Three triggers for adding a new eval
The model does something you didn't anticipate: it handles an unusual request gracefully, or fails in a way you hadn't considered. Add the input that caused it as a permanent scenario.
While iterating, you realise there's a whole type of input you haven't tested. A support assistant, for example, might need scenarios for: requests in other languages, inputs with personally sensitive information, questions that require a human handoff.
One failing scenario often implies a family of related ones. If the model handles "I want a refund" badly, test "I want to return this," "Can I cancel my order," and "This isn't what I ordered." They may all be failing for the same reason.
Going further
Let design research feed new evals
Qualitative research isn't just for validating the feature. It's one of the best sources of novel eval inputs. Real users phrase things in ways designers don't anticipate. Their mental models expose gaps in how the feature was conceived. Their confusion reveals failure modes you'd never have generated synthetically.
What to look for in research sessions
Capture the exact phrasing participants use. If three people say "I need to change my delivery" and your system only handles "update address," that phrasing gap is an eval.
When a participant approaches the feature with a different mental model than you designed for, test what the model does with their framing. It's almost always an edge case you haven't covered.
In a usability session, if someone gets an AI response and immediately looks confused or gives up, that response is a failure. The input that generated it is now a priority eval scenario.
Knowing when to stop
Three stages, three exit bars
"Good enough to move forward" means different things at different stages. Being explicit about which bar you're crossing prevents endless iteration and makes the handoff decision defensible.
Concept viability
Is this interaction pattern directionally right at all?

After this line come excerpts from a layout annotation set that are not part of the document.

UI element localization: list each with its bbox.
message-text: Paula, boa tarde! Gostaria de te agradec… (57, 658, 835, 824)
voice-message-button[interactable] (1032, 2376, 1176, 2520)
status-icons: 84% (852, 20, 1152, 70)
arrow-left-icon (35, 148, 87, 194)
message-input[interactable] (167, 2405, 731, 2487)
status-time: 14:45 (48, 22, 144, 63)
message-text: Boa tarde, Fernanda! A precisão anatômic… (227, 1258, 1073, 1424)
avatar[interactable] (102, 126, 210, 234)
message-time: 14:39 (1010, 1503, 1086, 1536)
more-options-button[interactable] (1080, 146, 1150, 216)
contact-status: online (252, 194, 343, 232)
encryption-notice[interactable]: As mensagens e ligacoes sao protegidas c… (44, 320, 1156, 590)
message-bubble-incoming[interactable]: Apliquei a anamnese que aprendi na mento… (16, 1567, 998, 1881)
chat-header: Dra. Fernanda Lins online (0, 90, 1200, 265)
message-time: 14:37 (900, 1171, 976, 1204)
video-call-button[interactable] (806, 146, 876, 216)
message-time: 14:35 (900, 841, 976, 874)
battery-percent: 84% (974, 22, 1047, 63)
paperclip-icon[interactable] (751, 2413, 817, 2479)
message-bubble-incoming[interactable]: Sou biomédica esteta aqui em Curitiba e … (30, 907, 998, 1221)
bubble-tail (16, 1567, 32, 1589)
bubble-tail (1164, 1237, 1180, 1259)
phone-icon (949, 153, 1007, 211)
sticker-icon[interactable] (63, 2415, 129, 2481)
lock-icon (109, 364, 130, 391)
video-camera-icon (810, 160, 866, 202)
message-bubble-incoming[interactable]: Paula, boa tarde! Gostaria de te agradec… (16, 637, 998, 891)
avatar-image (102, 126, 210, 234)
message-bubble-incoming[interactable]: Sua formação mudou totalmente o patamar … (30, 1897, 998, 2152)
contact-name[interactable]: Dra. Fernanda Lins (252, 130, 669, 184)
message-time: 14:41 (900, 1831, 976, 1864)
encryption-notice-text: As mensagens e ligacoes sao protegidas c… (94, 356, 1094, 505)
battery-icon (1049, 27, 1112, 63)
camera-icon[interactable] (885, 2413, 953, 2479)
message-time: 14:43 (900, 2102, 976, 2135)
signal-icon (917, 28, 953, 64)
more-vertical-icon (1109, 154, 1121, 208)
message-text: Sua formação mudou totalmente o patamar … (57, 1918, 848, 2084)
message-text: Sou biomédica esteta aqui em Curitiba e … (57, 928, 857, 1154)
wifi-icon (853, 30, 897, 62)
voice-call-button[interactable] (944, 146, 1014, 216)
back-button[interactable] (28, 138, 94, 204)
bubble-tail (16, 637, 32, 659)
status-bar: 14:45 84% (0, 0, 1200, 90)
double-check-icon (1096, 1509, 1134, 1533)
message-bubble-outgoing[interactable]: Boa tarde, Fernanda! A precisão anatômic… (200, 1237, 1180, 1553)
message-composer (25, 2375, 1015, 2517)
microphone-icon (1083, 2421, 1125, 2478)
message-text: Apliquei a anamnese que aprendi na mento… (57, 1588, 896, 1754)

~60–70% of outputs in the right ballpark. Tone and structure not yet the focus.Interaction design confidence
Does the feature feel right to interact with?
No ✗ scores on any dimension. Edge cases at least △ on reasoning and handling.Handoff readiness
Can someone else build from what you've documented?
Named prompt version, documented scenario set, known failure modes recorded.What you produce
The handoff artefacts
By the end of the loop, you don't hand over a Figma file and a brief. You hand over something genuinely useful to whoever builds this properly.
- A versioned system prompt with a documented reasoning trail: not just the final version, but the journey to it
- A scenario set that describes the interaction space (normal use, edge cases, failure-prone inputs)
- A scoring history that shows how quality evolved across versions
- A behavioural map of model tendencies (where it over-explains, hedges, breaks, or surprises)
- A list of known failure modes with notes on whether they're design problems or model limitations
- Any eval inputs derived from research, with a note on their source
Promptfoo — open source, runs locally with little setup; about as close as it gets to a designer-usable eval runner for the pre-engineering prototype phase.
Braintrust — where this kind of loop tends to go at production scale, once repeatable runs and team workflows matter.
The point of all this
You're not trying to build an eval infrastructure. You're trying to understand how a model behaves in the context of a specific feature, and to not lose that understanding when the prototype ends.
The loop makes your design thinking explicit, transferable, and defensible. It turns vibe-driven prototyping into something that actually compounds: each iteration building on the last, each version leaving a trace, each research session expanding what you know.
That knowledge is what closes the gap between prototype and production.